Keine der beiden Mütter ist bereit, ihren Anspruch auf den „gemeinsamen Sohn“ aufzugeben - als feindliche, unversöhnliche Gegnerinnen wie etwa die beiden um ein Kind konkurrierenden Frauen in Brechts Der kaukasische Kreidekreis stehen sie sich jedoch nicht gegenüber. Vielmehr fühlen sie sich durch ihre Liebe zu Mario-Ramiro und „die gemeinsame Belästigung in diesem Zoo menschlicher Neugier“ wie Verbündete. Natürlich muß eine Lösung für diesen „gordischen Knoten“ gefunden werden. Und die führt Bontempelli mit seifenopern- bzw. märchenhafter Freihändigkeit mittels einer Deus-ex-machina-Figur herbei, d. h. ohne Anspruch auf eine dramaturgisch schlüssige Wendung, wie er im Laufe der Geschichte mehrfach surrealistische Elemente ins Spiel bringt, um die Figuren zu motivieren und das Geschehen voranzutreiben. So vorsätzlich diese gewaltsame, tragisch dramatische Lösung auch wirkt, erscheint sie doch auch salomonisch.

In dem unvorhersehbaren Ausgang des Geschehens und der Darstellung seiner beiden in Denk- und Lebensweise so unterschiedlichen Protagonistinnen läßt der Autor Gerechtigkeitssinn walten. Bei aller Sympathie für Luciana, mit der er sein Plädoyer für die Phantasie personifiziert, zeigt er in ausgewogenem Maße Verständnis für die in den üblichen Bahnen denkende und empfindende Arianna. Darüber hinaus aber investiert er kaum etwas in eine Charakterisierung und Profilierung seiner Personnage. Seine Gestalten werden von ihm wie Schachfiguren durch diese mysteriöse Affäre geführt, nahezu unveränderlich in ihrem Verhalten, ohne nennenswerte innere Entwicklung, und so bleibt der Betrachter von den geschilderten merkwürdigen Begebenheiten doch relativ unberührt.

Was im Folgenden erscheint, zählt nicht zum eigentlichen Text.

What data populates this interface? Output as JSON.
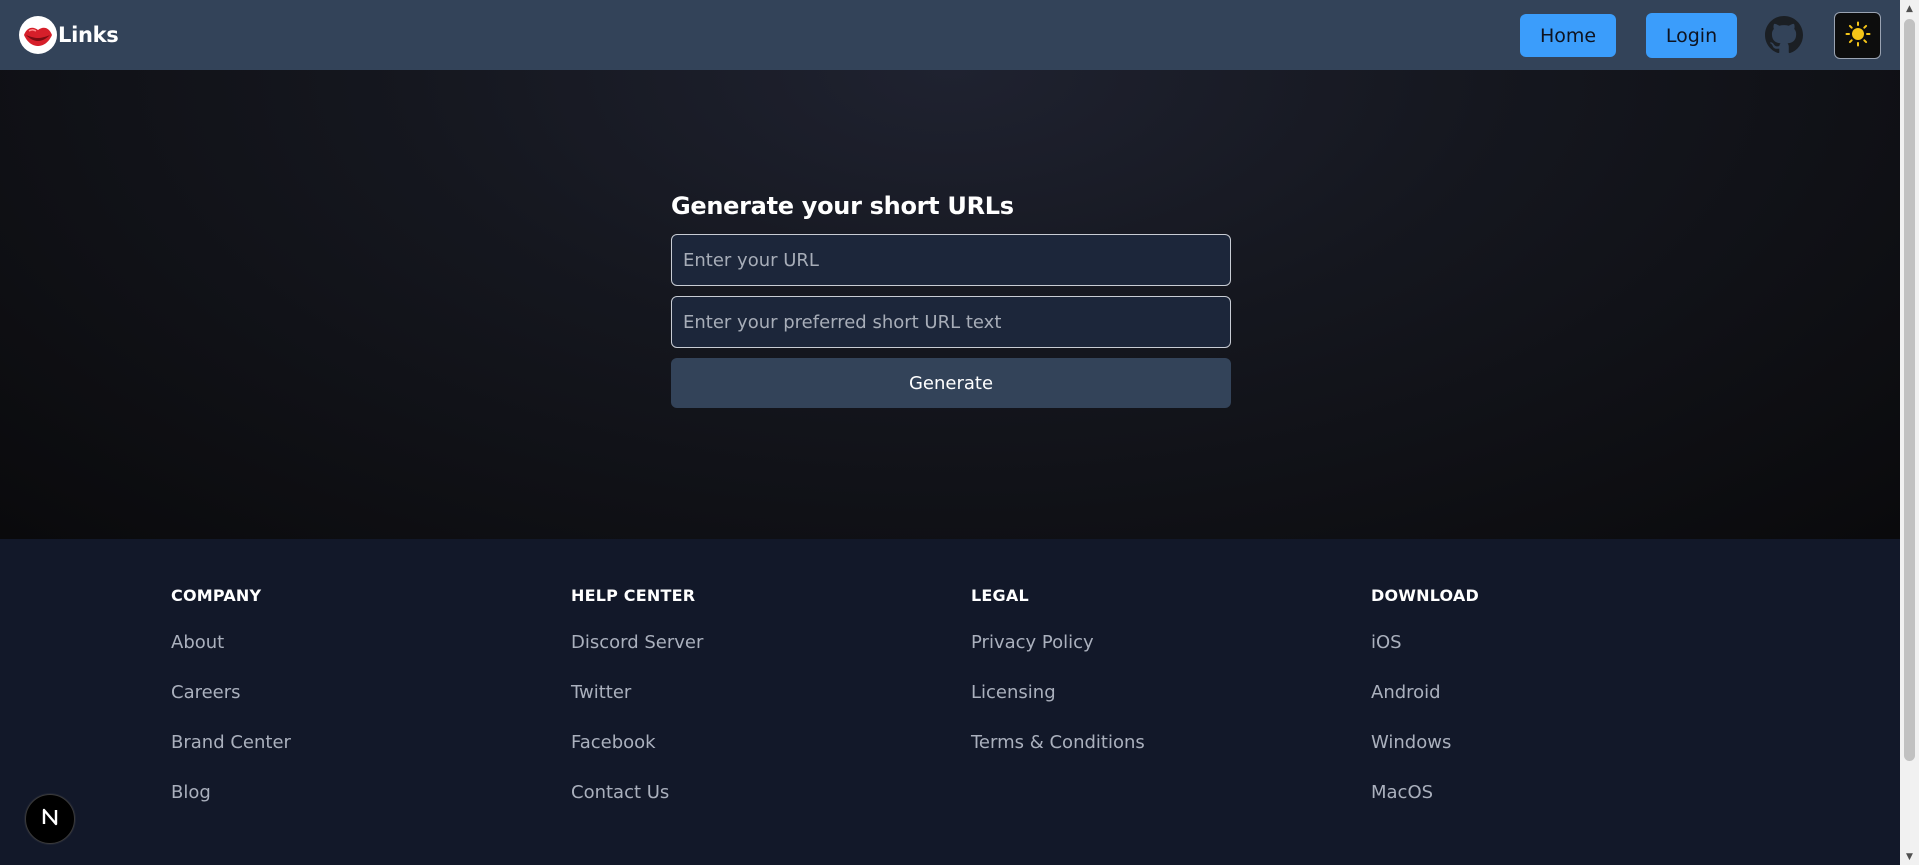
{
  "header": {
    "brand_text": "Links",
    "logo_icon": "lips-icon",
    "nav": {
      "home_label": "Home",
      "login_label": "Login"
    },
    "github_icon": "github-icon",
    "theme_icon": "sun-icon"
  },
  "main": {
    "title": "Generate your short URLs",
    "url_input": {
      "placeholder": "Enter your URL",
      "value": ""
    },
    "short_input": {
      "placeholder": "Enter your preferred short URL text",
      "value": ""
    },
    "generate_label": "Generate"
  },
  "footer": {
    "columns": [
      {
        "heading": "COMPANY",
        "links": [
          "About",
          "Careers",
          "Brand Center",
          "Blog"
        ]
      },
      {
        "heading": "HELP CENTER",
        "links": [
          "Discord Server",
          "Twitter",
          "Facebook",
          "Contact Us"
        ]
      },
      {
        "heading": "LEGAL",
        "links": [
          "Privacy Policy",
          "Licensing",
          "Terms & Conditions"
        ]
      },
      {
        "heading": "DOWNLOAD",
        "links": [
          "iOS",
          "Android",
          "Windows",
          "MacOS"
        ]
      }
    ]
  },
  "dev_badge": {
    "icon": "nextjs-icon",
    "letter": "N"
  },
  "colors": {
    "header_bg": "#334359",
    "accent_button": "#3b9dfb",
    "footer_bg": "#121829",
    "input_bg": "#1c263a",
    "generate_bg": "#334359"
  }
}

Die Geschichte einer Wiedergeburt wird zwar in der dem Inhalt adäquaten Diktion eines Volksmärchens dargeboten, doch fehlt es ihr durch die spürbare Regie des Autors sowohl an der Ursprünglichkeit als auch an dem anrührenden Charme einer volkstümlichen Mär, was solche Erzählungen für jung und alt so lesens- und liebenswert macht. Kritiker haben Bontempellis Erzählkunst als „herzlose Gehirnkunst“ apostrophiert. Mit einem Urteil in dieser Schärfe würde man dem Roman Sohn zweier Mütter allerdings nicht gerecht, auch wenn er durch den gewollten, rational konstruierten Handlungsverlauf einen eher künstlichen als kunstvoll fabulierten Eindruck hinterläßt.